O projeto Médicos Juntos pelo RS foi criado para assistir, de modo emergencial, socorristas e vítimas das enchentes que atingem o estado. A iniciativa disponibiliza teleconsultas médicas emergenciais de modo totalmente gratuito em todas as especialidades, e conta com mais de 50 médicos e demais profissionais da área da saúde em todo Brasil. 

Com o lema “Nascemos da necessidade de esperança!”, o propósito do Médicos Juntos pelo RS vai além das quatro paredes de um consultório.
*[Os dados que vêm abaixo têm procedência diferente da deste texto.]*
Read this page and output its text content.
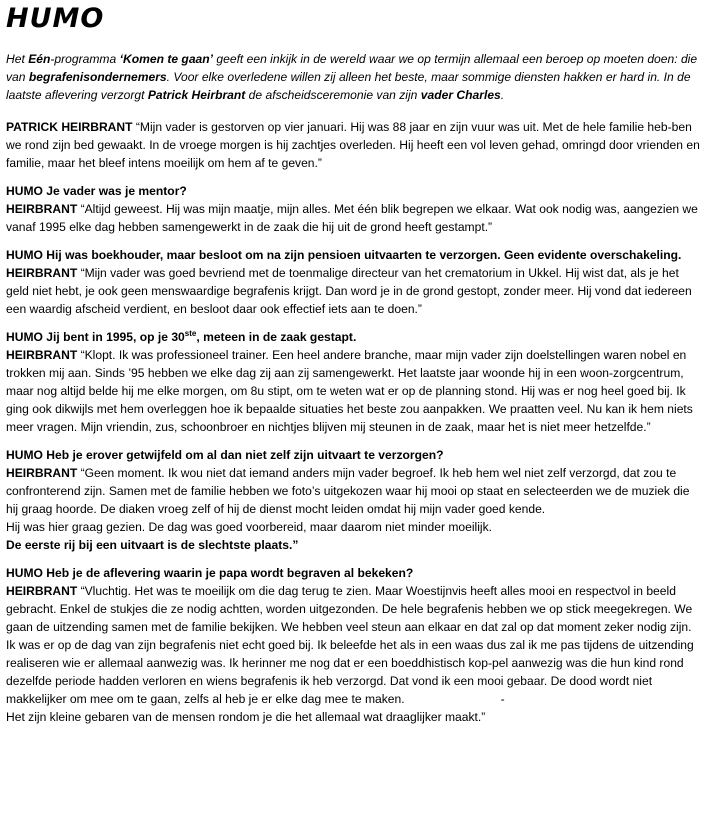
HUMO

Het Eén-programma ‘Komen te gaan’ geeft een inkijk in de wereld waar we op termijn allemaal een beroep op moeten doen: die van begrafenisondernemers. Voor elke overledene willen zij alleen het beste, maar sommige diensten hakken er hard in. In de laatste aflevering verzorgt Patrick Heirbrant de afscheidsceremonie van zijn vader Charles.

PATRICK HEIRBRANT “Mijn vader is gestorven op vier januari. Hij was 88 jaar en zijn vuur was uit. Met de hele familie heb-ben we rond zijn bed gewaakt. In de vroege morgen is hij zachtjes overleden. Hij heeft een vol leven gehad, omringd door vrienden en familie, maar het bleef intens moeilijk om hem af te geven.”

HUMO Je vader was je mentor?

HEIRBRANT “Altijd geweest. Hij was mijn maatje, mijn alles. Met één blik begrepen we elkaar. Wat ook nodig was, aangezien we vanaf 1995 elke dag hebben samengewerkt in de zaak die hij uit de grond heeft gestampt.”

HUMO Hij was boekhouder, maar besloot om na zijn pensioen uitvaarten te verzorgen. Geen evidente overschakeling.

HEIRBRANT “Mijn vader was goed bevriend met de toenmalige directeur van het crematorium in Ukkel. Hij wist dat, als je het geld niet hebt, je ook geen menswaardige begrafenis krijgt. Dan word je in de grond gestopt, zonder meer. Hij vond dat iedereen een waardig afscheid verdient, en besloot daar ook effectief iets aan te doen.”

HUMO Jij bent in 1995, op je 30ste, meteen in de zaak gestapt.

HEIRBRANT “Klopt. Ik was professioneel trainer. Een heel andere branche, maar mijn vader zijn doelstellingen waren nobel en trokken mij aan. Sinds ’95 hebben we elke dag zij aan zij samengewerkt. Het laatste jaar woonde hij in een woon-zorgcentrum, maar nog altijd belde hij me elke morgen, om 8u stipt, om te weten wat er op de planning stond. Hij was er nog heel goed bij. Ik ging ook dikwijls met hem overleggen hoe ik bepaalde situaties het beste zou aanpakken. We praatten veel. Nu kan ik hem niets meer vragen. Mijn vriendin, zus, schoonbroer en nichtjes blijven mij steunen in de zaak, maar het is niet meer hetzelfde.”

HUMO Heb je erover getwijfeld om al dan niet zelf zijn uitvaart te verzorgen?

HEIRBRANT “Geen moment. Ik wou niet dat iemand anders mijn vader begroef. Ik heb hem wel niet zelf verzorgd, dat zou te confronterend zijn. Samen met de familie hebben we foto’s uitgekozen waar hij mooi op staat en selecteerden we de muziek die hij graag hoorde. De diaken vroeg zelf of hij de dienst mocht leiden omdat hij mijn vader goed kende.

Hij was hier graag gezien. De dag was goed voorbereid, maar daarom niet minder moeilijk.

De eerste rij bij een uitvaart is de slechtste plaats.”

HUMO Heb je de aflevering waarin je papa wordt begraven al bekeken?

HEIRBRANT “Vluchtig. Het was te moeilijk om die dag terug te zien. Maar Woestijnvis heeft alles mooi en respectvol in beeld gebracht. Enkel de stukjes die ze nodig achtten, worden uitgezonden. De hele begrafenis hebben we op stick meegekregen. We gaan de uitzending samen met de familie bekijken. We hebben veel steun aan elkaar en dat zal op dat moment zeker nodig zijn. Ik was er op de dag van zijn begrafenis niet echt goed bij. Ik beleefde het als in een waas dus zal ik me pas tijdens de uitzending realiseren wie er allemaal aanwezig was. Ik herinner me nog dat er een boeddhistisch kop-pel aanwezig was die hun kind rond dezelfde periode hadden verloren en wiens begrafenis ik heb verzorgd. Dat vond ik een mooi gebaar. De dood wordt niet makkelijker om mee om te gaan, zelfs al heb je er elke dag mee te maken.	-

Het zijn kleine gebaren van de mensen rondom je die het allemaal wat draaglijker maakt.”
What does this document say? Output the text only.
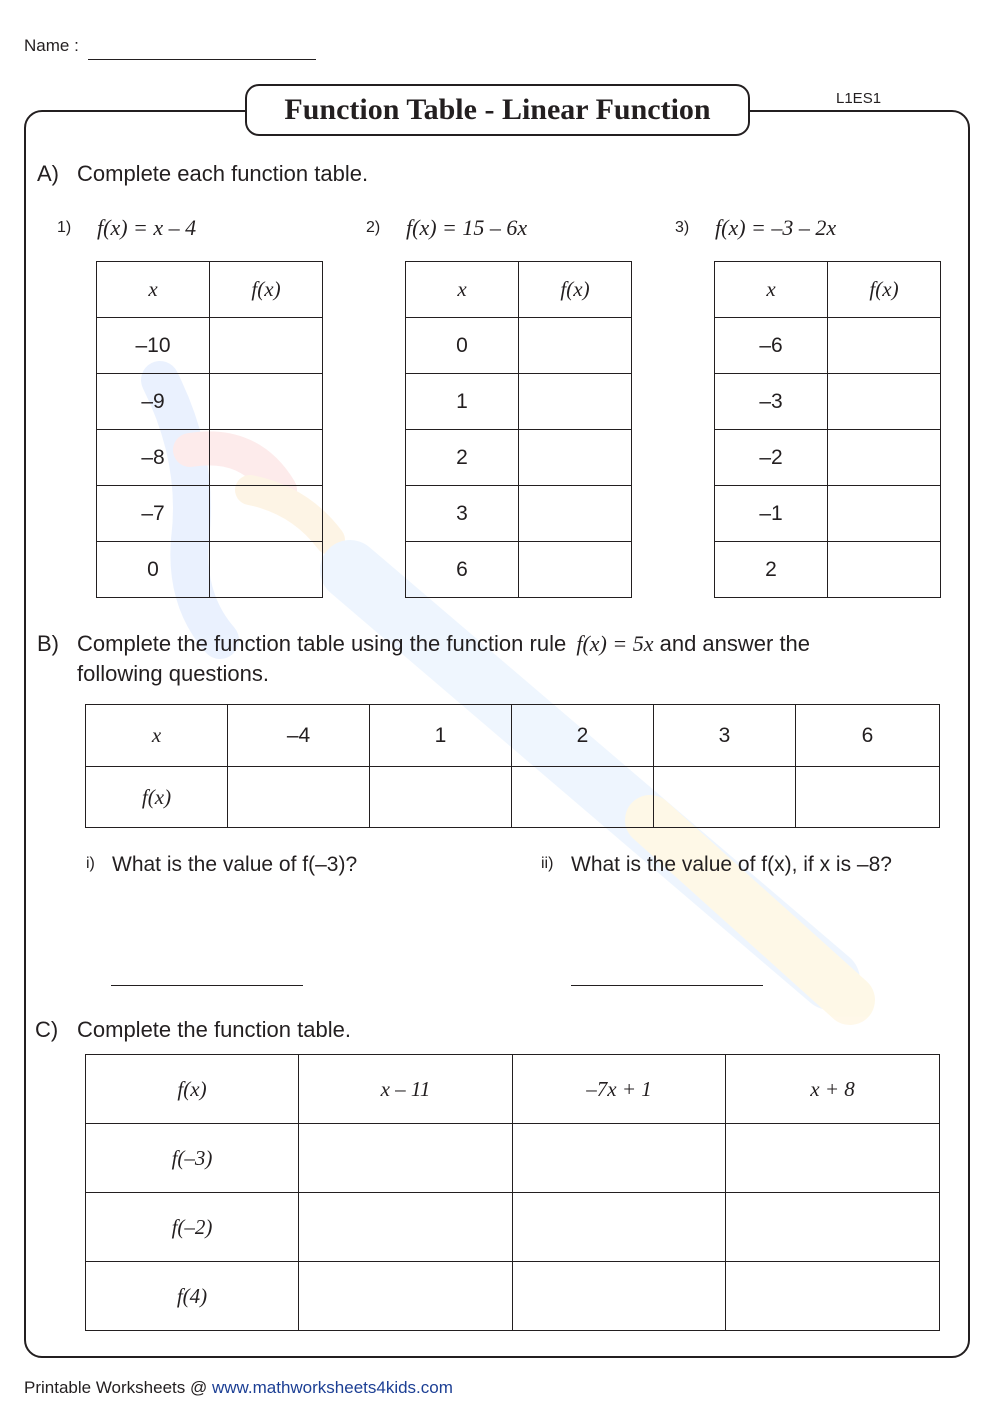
Name :
Function Table - Linear Function	L1ES1
A) Complete each function table.
1) f(x) = x – 4
x	f(x)
–10	
–9	
–8	
–7	
0	
2) f(x) = 15 – 6x
x	f(x)
0	
1	
2	
3	
6	
3) f(x) = –3 – 2x
x	f(x)
–6	
–3	
–2	
–1	
2	
B) Complete the function table using the function rule f(x) = 5x and answer the
following questions.
x	–4	1	2	3	6
f(x)					
i) What is the value of f(–3)?	ii) What is the value of f(x), if x is –8?
C) Complete the function table.
f(x)	x – 11	–7x + 1	x + 8
f(–3)			
f(–2)			
f(4)			
Printable Worksheets @ www.mathworksheets4kids.com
Orientação médica, suporte para tratamentos em andamento e avaliação de novos quadros clínicos e infecções que possam surgir devido ao contato com a água contaminada são alguns dos serviços prestados.

Em Santa Maria e nos municípios da Quarta Colônia, as atividades são realizadas no UFSM Móvel, motorhome da Instituição que, com internet e computadores, fornece apoio logístico para que as consultas online ocorram. A parceria entre o projeto e a UFSM une estudantes da graduação, da pós-graduação e servidores em prol dos afetados pelas fortes chuvas na região. 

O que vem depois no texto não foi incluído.